Menor pluviometría y sequía prolongada en la zona, lo que reduce la recarga natural del humedal.
Estos cambios no son casuales. Son consistentes con las tendencias que ya se habían detectado en otras comparativas recientes del humedal (como la de septiembre de 2024 vs septiembre de 2025): descenso acusado del nivel de agua, salinidad elevada, suelos resecos y orillas degradadas.
Altas temperaturas y evaporación durante el verano o el otoño, que aceleran la pérdida de agua superficial. Así estaban en el año 2023
Falta de aportes subterráneos significativos o residuales insuficientes, agravando la escasez hídrica en un humedal que depende precisamente de esas entradas.
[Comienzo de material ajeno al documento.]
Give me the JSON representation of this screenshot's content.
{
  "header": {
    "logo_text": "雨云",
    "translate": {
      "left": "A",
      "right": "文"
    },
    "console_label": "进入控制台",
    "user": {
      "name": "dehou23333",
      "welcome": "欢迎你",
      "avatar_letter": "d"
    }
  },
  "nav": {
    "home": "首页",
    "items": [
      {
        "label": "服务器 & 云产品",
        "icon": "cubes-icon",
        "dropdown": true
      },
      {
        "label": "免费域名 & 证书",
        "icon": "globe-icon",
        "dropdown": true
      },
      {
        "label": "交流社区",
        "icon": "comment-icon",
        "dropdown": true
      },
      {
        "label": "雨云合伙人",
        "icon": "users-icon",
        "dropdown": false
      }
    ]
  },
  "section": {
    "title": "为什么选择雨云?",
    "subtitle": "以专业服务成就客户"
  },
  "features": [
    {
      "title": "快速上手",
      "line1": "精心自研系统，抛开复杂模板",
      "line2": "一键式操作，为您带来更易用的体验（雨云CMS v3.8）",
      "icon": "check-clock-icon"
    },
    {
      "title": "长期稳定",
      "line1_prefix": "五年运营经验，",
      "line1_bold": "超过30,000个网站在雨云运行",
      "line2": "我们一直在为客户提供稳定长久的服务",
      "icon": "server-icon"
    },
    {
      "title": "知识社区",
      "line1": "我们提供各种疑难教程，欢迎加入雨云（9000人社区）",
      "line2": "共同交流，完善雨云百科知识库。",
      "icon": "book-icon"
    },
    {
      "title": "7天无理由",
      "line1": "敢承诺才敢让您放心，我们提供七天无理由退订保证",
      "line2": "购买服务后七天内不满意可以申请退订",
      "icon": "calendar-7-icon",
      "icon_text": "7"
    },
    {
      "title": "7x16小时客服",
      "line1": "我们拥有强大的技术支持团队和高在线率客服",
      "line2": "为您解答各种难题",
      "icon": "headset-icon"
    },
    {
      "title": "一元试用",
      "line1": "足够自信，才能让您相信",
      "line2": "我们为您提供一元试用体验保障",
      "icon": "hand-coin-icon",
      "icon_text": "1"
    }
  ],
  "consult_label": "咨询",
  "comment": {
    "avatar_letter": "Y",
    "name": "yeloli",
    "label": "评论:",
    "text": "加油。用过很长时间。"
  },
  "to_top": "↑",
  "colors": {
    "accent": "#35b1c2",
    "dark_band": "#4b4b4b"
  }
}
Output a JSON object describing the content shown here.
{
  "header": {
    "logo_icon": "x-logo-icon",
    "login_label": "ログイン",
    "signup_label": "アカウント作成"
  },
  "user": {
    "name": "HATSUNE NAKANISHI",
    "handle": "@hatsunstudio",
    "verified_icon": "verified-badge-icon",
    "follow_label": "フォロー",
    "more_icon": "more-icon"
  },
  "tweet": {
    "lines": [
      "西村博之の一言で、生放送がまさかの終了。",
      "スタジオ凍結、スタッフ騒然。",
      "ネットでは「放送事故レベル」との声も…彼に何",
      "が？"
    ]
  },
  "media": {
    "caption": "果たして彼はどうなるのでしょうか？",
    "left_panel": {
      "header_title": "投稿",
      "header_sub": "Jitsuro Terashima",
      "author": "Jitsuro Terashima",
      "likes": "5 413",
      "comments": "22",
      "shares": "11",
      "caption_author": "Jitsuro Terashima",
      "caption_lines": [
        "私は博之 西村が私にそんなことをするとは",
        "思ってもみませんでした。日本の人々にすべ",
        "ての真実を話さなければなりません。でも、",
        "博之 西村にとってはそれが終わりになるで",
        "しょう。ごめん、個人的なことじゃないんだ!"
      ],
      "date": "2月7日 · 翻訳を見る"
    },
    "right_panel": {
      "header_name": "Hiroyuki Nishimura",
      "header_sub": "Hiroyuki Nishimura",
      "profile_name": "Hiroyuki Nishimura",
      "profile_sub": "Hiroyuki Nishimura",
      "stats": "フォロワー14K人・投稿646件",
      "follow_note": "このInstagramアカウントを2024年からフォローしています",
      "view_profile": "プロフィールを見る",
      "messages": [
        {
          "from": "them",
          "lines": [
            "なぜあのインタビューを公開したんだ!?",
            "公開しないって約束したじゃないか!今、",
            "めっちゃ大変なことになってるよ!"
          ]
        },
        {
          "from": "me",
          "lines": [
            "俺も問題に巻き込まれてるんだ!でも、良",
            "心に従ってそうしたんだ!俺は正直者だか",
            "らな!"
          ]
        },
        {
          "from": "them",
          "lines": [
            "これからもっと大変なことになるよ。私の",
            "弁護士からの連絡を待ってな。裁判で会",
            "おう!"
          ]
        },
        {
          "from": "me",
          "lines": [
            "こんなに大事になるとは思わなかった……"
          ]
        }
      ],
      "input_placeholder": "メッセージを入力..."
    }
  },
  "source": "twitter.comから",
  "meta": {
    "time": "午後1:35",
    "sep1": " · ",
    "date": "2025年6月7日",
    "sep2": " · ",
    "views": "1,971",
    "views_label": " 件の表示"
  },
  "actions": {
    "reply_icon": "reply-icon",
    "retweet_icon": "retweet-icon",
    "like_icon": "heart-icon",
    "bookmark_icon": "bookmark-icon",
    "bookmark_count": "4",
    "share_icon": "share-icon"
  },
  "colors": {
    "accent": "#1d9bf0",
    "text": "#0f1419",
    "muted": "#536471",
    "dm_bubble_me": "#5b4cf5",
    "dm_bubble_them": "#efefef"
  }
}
La comparación de noviembre 2024 vs noviembre 2025 de Manjavacas es una señal clara de deterioro: el humedal está mostrando síntomas de estrés hídrico importante. Esto no sólo afecta al paisaje —menor agua visible, orillas secas—, sino que tiene consecuencias dramáticas para la biodiversidad que depende de él.
Si esta tendencia se mantiene, se corre el riesgo de perder los picos de biodiversidad histórica: en años favorables han llegado a registrarse decenas de miles de aves en el complejo.


Este caso refleja cómo los humedales estacionales se están convirtiendo en “termómetros naturales” del cambio climático y de la presión sobre los recursos hídricos. Proteger su equilibrio implica gestionar el agua de forma sostenible, cuidar los aportes subterráneos o residuales, y valorar su papel ecológico antes de que muchos de sus valores se pierdan definitivamente.